Cette phrase de Fidel est extraite d’un discours de 1960 connu sous le titre d’« Appel aux intellectuels », et elle est très souvent citée hors de son contexte comme une espèce de slogan ou de mot d’ordre. Je souhaiterais que vous connaissiez l’intégralité du texte. Il est au fondement de toute notre politique culturelle. Il y a en lui un appel très large, antidogmatique et antisectaire à tous les intellectuels cubains d’alors. Il les invite à s’associer pleinement à l’œuvre éducative et culturelle que la Révolution initiait. Ce discours requert leur participation à la fondation d’un nouveau Cuba des « révolutionnaires » et des « non-révolutionnaires », et il affirme que nous ne devons écarter que ceux qui sont « incorrigiblement contre-révolutionnaires ». Il diffère de la politique basée sur le « réalisme socialiste », qui a fait tellement de mal en URSS, et n’a pas la prétention d’imposer des normes. Les résultats d’une politique aussi ouverte et unitaire sont visibles : l’art et la littérature naissent à Cuba tous les jours dans un espace de totale liberté créatrice et, très souvent, c’est un art très critique qui se fait, en relation à nos problèmes, un art qui nous aide à réfléchir, à être meilleurs.

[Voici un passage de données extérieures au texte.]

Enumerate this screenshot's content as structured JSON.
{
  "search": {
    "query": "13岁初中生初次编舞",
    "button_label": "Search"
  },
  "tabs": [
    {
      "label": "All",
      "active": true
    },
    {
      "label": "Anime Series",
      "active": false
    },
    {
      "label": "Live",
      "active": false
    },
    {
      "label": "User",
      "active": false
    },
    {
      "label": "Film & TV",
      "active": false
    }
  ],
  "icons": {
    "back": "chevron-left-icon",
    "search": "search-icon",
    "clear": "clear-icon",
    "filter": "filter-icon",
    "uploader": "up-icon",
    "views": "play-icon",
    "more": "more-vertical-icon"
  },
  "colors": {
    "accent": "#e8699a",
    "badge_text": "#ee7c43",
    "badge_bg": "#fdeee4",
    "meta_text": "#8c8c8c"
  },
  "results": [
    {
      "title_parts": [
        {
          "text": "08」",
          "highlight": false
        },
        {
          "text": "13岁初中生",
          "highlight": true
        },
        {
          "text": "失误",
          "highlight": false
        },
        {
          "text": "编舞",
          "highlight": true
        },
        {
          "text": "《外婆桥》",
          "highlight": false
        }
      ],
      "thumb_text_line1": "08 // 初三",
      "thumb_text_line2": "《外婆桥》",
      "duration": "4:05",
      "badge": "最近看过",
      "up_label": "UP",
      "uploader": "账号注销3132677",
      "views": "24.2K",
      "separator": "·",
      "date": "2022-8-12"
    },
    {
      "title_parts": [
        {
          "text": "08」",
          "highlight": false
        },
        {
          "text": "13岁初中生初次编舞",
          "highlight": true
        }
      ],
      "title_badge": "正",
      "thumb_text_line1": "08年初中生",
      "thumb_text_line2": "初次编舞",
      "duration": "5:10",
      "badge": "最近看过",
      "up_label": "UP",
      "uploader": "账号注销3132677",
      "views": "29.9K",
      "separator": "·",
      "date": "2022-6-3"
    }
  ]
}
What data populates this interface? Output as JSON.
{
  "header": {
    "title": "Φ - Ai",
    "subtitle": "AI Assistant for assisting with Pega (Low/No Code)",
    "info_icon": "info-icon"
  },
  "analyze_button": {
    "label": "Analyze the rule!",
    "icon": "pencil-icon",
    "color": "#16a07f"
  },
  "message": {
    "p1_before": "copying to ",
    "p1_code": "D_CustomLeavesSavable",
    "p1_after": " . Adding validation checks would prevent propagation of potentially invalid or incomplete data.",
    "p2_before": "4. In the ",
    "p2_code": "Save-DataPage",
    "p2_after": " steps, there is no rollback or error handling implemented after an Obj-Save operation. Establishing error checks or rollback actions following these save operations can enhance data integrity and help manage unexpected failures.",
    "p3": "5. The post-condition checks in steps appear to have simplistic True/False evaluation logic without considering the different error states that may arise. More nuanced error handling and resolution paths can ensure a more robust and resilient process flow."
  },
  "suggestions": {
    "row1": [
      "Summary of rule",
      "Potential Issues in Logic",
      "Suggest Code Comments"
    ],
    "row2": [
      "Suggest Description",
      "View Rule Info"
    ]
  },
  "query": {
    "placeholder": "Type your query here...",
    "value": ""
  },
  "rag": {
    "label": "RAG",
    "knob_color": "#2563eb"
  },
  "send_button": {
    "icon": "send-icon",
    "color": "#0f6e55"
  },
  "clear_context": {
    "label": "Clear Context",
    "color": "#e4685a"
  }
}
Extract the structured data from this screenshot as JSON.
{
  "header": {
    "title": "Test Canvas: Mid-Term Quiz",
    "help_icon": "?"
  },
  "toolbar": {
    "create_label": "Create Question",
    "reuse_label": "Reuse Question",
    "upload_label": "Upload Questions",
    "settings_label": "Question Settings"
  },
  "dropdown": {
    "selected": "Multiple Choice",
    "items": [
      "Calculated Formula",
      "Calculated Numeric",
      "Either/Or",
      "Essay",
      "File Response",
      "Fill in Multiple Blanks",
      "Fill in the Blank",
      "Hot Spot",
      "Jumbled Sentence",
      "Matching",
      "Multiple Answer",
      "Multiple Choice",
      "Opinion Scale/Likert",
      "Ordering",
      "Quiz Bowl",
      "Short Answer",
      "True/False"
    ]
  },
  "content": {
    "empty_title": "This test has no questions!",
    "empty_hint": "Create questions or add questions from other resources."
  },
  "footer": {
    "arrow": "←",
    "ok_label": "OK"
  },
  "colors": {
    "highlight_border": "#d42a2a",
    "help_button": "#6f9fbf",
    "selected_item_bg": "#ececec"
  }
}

La presse étrangère signale pourtant que les intellectuels, les auteurs, les journalistes sont soit prisonniers soit réduits au silence. Quelle est la situation ?
Ceci est une des plus agressives campagnes médiatiques qui n’aient jamais été organisées contre quelque pays que ce soit. C’est un fait très attristant, particulièrement indigne, que de voir comment de grossiers mensonges contre Cuba sont répétés sans fin seulement parce que des décisions strictement légales sont adoptées. Ces « dissidents » travaillaient au service d’une puissance étrangère, la superpuissance qui aujourd’hui domine la planète, qui nous agresse, maintient un blocus contre nous et nous a déclaré la guerre. Ce genre de dissidents auraient été jugés et punis dans n’importe quel autre pays du monde. Il est curieux de remarquer qu’il n’y a aucune campagne de presse contre les États-Unis pour ce qu’ils font, par exemple, aux prisonniers détenus sur la base de Guantanamo dans des conditions inhumaines, et à propos de tous ceux qu’ils retiennent prisonniers, littéralement séquestrés, pour des supposés délits de terrorisme sans aucune espèce de garantie.

Il me semble que tous les arts, que ce soit le théâtre, la danse ou les arts plastiques, jouissent à Cuba d’une liberté totale. La censure artistique existe-t-elle, par exemple, en ce qui concerne l’écriture, la presse et le théâtre ?
Toutes les institutions culturelles cubaines ont des conseils artistiques qui décident de la politique de l’institution et qui approuvent ce qui se réalise sur le seul critère de la qualité artistique des œuvres. Les plus talentueux créateurs des différentes spécialités participent à ces conseils. Par exemple, depuis environ trois ans, de nouvelles imprimeries se sont créées, permettant l’organisation de nouvelles maisons d’édition dans chacune des provinces. Pour réaliser ce projet, des commissions éditoriales ont été constituées dans toutes les municipalités du pays. Elles sont formées par des membres de l’Union des écrivains et des artistes de Cuba et de l’Association Hermanos Saiz, organisation qui regroupe les jeunes écrivains et artistes cubains. Ces commissions jugent les manuscrits, discutent et dessinent la politique éditoriale. Si vous observez le théâtre, les arts plastiques, la littérature, vous pouvez voir comment le reflet de notre propre réalité n’exclut absolument rien de nos problèmes, de nos contradictions. Il y a quelquefois des regards très durs et amers sur ce que nous faisons à Cuba. Cette critique ne se réalise pas de l’extérieur mais du cœur le plus intime des compromis révolutionnaires, et, dans la majorité des cas, il y a une réaffirmation de l’espérance, de la croyance en l’utopie malgré les régressions conjoncturelles.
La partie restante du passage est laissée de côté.